Männer als Götter
In dieser neuen Serie werden wir ein Phänomen untersuchen, das sich durch die gesamte Geschichte zieht: das Verlangen einiger Männer, göttliche Retter zu werden, und die Neigung der Menschen, sich ihnen anzuschließen und sie zu unterstützen, sodass ihre Herrschaft legitimiert und ihre Allmachtsphantasien bestätigt werden. Auch werden wir sehen, dass bei diesem Streben nach Vergöttlichung nur zu oft die Religion für eigene Zwecke benutzt und manipuliert wird. Diejenigen, die sich als Götter ausgeben oder dies einfach aus politischen Gründen vorgeben, beanspruchen für sich oft eine einzigartige Sonderstellung, den Status eines Übermenschen oder die Fähigkeit, höchstes Recht zu schaffen.

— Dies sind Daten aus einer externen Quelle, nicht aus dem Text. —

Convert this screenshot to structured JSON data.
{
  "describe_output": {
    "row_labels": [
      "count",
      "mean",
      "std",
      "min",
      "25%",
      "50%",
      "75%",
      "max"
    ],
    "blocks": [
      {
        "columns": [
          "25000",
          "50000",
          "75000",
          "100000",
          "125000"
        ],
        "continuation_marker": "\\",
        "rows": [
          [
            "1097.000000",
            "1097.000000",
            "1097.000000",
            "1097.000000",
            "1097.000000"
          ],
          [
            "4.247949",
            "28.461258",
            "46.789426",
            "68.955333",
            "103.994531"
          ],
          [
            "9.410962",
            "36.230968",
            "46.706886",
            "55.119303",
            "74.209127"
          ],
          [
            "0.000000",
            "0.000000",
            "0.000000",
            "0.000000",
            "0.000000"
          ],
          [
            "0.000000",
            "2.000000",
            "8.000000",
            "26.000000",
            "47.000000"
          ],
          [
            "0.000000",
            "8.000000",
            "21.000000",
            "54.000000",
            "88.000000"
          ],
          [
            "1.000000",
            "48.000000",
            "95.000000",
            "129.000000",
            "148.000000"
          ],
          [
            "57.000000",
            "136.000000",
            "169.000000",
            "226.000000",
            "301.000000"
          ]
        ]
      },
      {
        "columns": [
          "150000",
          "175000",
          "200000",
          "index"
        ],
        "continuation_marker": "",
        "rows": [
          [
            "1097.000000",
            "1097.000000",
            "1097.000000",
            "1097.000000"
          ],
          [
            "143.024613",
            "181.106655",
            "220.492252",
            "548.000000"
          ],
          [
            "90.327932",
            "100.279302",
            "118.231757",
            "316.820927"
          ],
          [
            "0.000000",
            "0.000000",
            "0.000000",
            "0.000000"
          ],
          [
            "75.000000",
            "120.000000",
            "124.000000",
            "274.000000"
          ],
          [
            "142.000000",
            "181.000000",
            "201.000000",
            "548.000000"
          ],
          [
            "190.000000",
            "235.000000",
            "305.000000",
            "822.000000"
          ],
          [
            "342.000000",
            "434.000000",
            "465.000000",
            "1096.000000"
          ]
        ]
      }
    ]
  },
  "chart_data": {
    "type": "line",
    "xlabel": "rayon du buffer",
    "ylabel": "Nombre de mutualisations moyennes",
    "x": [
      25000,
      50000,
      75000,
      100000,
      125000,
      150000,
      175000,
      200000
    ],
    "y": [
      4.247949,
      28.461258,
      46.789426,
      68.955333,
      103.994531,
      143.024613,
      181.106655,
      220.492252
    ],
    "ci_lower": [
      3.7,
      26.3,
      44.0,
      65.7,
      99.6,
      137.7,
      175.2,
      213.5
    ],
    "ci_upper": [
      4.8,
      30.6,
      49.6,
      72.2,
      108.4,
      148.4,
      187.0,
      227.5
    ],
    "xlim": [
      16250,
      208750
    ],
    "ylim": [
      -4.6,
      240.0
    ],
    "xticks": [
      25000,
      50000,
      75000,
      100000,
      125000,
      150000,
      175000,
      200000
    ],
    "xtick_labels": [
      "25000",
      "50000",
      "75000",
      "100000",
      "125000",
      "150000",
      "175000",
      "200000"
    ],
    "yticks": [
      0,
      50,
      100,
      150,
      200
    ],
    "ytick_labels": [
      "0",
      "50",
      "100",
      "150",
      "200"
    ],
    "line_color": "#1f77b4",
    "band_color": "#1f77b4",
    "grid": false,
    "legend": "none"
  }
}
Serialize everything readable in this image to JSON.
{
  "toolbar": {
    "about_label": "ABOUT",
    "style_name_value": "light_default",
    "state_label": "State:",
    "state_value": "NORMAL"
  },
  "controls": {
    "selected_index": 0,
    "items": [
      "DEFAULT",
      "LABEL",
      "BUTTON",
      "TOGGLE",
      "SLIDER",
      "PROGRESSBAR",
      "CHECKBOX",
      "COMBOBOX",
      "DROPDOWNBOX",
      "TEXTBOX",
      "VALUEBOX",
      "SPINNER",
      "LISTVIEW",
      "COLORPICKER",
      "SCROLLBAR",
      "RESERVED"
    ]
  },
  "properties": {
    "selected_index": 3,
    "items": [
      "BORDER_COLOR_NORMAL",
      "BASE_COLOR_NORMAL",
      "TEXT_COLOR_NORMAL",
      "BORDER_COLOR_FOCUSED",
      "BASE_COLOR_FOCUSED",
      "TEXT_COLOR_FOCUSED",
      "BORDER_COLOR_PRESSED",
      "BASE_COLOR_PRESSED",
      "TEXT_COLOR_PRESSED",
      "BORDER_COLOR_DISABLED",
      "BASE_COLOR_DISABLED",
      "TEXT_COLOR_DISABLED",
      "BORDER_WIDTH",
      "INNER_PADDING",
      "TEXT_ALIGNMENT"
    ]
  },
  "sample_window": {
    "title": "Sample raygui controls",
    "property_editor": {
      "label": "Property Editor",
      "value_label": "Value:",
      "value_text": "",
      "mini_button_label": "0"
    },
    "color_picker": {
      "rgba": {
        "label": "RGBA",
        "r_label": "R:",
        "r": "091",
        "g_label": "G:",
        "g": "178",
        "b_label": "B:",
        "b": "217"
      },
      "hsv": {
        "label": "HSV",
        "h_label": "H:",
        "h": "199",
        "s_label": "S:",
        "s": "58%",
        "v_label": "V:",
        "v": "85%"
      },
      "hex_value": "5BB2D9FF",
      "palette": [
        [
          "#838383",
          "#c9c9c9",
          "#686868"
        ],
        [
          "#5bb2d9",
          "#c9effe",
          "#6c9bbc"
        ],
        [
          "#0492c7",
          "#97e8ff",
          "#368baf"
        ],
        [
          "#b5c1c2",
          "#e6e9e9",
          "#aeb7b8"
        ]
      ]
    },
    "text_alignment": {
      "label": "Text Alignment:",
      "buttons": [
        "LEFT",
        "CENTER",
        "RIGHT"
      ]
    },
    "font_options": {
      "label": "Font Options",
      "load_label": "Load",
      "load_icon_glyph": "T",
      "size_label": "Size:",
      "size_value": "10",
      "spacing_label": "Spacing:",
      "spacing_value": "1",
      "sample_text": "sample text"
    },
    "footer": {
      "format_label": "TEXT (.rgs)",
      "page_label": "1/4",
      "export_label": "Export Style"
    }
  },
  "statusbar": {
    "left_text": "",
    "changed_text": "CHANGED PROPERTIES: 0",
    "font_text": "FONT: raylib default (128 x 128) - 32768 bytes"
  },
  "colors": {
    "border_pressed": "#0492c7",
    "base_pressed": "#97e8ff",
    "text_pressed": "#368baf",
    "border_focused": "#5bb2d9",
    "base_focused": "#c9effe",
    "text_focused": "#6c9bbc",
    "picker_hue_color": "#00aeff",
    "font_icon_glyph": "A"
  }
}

In ihrem Wahn werden sie zu falschen Messiassen.
Gegen Ende seiner Regierungszeit stellte sich der in Ausschweifungen schwelgende römische Kaiser Nero (54-68 n.Chr.) gegen den Bau eines Tempels für ihn selbst als Gottheit, aber dies schien im Widerspruch zur herrschenden Gesellschaftsordnung zu stehen. Der Kaiserkult war ein Teil des römischen Alltags geworden, und Nero schien sich mit einer solchen Erhöhung immer rascher anzufreunden. War seine Ablehnung ein Zeichen dafür, dass dieser überhebliche und grausame Herrscher endlich demütig geworden war?
Wohl eher nicht - es spricht einiges dagegen. Nero begründete seine Ablehnung zwar mit der geltenden Regel, dass nur tote Kaiser Götter werden konnten. Doch bereits zehn Jahre zuvor hatte er dem Senat gestattet, eine gleich große Statue von sich selbst neben dem Gott des Krieges im Tempel des rächenden Mars aufzustellen. Außerdem ist er auf Münzen aus seiner Zeit mit dem Strahlenkranz eines Gottkaisers und als Sonnengott Apollo dargestellt.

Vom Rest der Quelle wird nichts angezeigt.